GDPR imposes extensive obligations on data controllers and processors (Articles 24-43), including data protection by design and by default (Article 25), robust security of processing (Article 32), and mandatory Data Protection Impact Assessments for high-risk processing (Article 35). It grants comprehensive data subject rights (Articles 12-22), encompassing access, rectification, erasure (“right to be forgotten”), restriction of processing, data portability, and objection to processing.
In terms of organisational obligations and data subject rights, GDPR sets a high benchmark, which DPDPA largely mirrors, especially for Significant Data Fiduciaries. FERPA, being older and sector-specific, is comparatively looser on proactive data protection obligations and broader individual rights.
The Indian Layer: RBI and IT Rules
Beyond DPDPA, Indian edtech companies must also contend with sector-specific regulations. The Reserve Bank of India (RBI) mandates data localisation for payment system operators and imposes stringent cybersecurity guidelines for regulated entities like Non-Banking Financial Companies (NBFCs). If an edtech platform processes payments or offers financial services (e.g., student loans), these RBI directives add a unique layer of compliance, often requiring data to be stored exclusively within India. This is a dimension largely absent in FERPA or GDPR, which do not have equivalent financial sector-specific data localisation mandates.

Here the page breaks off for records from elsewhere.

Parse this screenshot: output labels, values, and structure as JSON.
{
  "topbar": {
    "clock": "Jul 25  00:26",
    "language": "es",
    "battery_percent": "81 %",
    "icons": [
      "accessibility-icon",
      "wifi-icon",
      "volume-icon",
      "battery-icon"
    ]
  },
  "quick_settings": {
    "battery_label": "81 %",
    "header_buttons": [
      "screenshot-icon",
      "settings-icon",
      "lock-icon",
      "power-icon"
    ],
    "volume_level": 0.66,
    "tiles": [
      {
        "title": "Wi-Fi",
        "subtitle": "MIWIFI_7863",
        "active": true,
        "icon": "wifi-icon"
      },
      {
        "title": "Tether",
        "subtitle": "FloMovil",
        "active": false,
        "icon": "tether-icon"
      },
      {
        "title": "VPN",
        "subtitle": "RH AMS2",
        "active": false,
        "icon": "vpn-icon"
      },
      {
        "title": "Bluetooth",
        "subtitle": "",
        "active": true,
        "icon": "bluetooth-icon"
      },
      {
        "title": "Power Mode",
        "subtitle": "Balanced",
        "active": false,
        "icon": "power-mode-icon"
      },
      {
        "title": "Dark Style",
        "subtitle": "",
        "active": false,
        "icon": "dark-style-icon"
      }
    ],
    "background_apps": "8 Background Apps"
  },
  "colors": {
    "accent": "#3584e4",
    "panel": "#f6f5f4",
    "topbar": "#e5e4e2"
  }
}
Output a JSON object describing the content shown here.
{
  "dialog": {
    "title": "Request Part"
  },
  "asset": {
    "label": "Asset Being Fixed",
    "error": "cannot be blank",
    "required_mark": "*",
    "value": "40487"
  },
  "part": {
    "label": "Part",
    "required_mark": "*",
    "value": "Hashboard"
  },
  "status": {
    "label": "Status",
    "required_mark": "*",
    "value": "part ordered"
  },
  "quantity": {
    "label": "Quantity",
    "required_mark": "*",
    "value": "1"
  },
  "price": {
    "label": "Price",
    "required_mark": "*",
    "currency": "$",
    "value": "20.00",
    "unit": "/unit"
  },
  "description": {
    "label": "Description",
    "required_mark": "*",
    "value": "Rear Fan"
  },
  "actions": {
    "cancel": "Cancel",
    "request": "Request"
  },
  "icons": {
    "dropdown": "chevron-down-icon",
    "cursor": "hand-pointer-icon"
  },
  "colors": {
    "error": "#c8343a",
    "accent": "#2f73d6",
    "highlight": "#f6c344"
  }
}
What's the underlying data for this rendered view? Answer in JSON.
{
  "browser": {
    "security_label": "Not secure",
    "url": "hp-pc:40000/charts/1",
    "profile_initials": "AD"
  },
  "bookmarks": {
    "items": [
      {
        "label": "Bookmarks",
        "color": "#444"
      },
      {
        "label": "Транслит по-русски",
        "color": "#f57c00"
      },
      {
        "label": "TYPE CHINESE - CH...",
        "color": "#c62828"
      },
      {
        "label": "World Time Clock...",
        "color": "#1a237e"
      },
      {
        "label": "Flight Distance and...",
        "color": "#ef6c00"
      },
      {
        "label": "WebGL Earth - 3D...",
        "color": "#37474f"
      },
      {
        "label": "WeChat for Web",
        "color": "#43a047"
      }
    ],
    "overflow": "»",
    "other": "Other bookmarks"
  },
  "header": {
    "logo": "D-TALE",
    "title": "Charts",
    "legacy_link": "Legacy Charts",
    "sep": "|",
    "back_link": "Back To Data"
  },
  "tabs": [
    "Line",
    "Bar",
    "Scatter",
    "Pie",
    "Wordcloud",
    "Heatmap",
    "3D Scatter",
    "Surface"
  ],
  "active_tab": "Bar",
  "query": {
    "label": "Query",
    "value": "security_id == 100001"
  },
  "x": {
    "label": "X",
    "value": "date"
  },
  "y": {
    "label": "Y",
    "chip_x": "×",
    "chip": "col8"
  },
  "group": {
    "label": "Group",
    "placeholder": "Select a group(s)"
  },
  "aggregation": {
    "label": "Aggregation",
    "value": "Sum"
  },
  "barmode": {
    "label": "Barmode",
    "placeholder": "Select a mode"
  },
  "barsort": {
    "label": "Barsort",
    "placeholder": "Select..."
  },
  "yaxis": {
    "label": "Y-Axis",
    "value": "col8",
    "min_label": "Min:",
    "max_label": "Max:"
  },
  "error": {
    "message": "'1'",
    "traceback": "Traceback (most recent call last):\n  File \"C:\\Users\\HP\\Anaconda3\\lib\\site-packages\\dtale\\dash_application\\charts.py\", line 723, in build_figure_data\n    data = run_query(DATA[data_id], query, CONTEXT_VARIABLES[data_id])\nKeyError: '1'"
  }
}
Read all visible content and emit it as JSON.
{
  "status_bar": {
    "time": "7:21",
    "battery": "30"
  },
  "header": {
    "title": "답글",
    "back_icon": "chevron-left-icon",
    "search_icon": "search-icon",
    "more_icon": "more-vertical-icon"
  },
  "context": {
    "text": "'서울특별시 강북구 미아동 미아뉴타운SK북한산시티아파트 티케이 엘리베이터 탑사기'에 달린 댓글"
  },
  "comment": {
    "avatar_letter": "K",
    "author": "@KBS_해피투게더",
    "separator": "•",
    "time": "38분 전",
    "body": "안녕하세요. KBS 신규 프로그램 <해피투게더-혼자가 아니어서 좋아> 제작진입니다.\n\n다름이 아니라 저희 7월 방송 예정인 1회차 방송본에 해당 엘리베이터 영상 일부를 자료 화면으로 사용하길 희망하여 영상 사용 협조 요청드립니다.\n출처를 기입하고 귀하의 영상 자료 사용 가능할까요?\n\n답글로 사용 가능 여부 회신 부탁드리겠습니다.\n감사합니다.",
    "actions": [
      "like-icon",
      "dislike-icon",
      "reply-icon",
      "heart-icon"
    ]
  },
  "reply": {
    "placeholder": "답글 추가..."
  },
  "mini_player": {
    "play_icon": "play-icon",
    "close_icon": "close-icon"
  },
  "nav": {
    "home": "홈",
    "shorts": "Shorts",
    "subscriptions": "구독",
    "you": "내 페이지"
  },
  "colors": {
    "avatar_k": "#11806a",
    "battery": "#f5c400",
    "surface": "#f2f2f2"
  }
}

Furthermore, the Information Technology (Intermediary Guidelines and Digital Media Ethics Code) Rules, 2021, apply to edtech platforms acting as intermediaries. These rules require intermediaries to exercise due diligence, including respecting user privacy (Rule 3(1)(b)), and to inform users about their privacy policies (Rule 3(1)(k)). For “Significant Social Media Intermediaries,” additional obligations apply (Rule 4). While not directly a privacy law, the IT Rules complement DPDPA by imposing general platform responsibilities that impact student data handling.
Practical Takeaway
For Indian businesses, General Counsels, and Data Protection Officers in the edtech sector, navigating this multi-faceted regulatory landscape requires a sophisticated and layered approach. The DPDPA should be the primary anchor, demanding robust verifiable parental consent mechanisms (especially for children under 18), stringent security protocols, and clear data principal rights. For any global ambitions or operations, a thorough understanding of GDPR’s extraterritorial reach and comprehensive obligations is crucial. While FERPA may seem less relevant for purely private edtech, its principles are important if partnering with US federally-funded institutions. Finally, the unique Indian context, particularly RBI’s data localisation and IT Rules’ intermediary obligations, must not be overlooked. A “privacy by design” and “by default” strategy, coupled with regular compliance audits, will be essential to thrive in this evolving regulatory environment.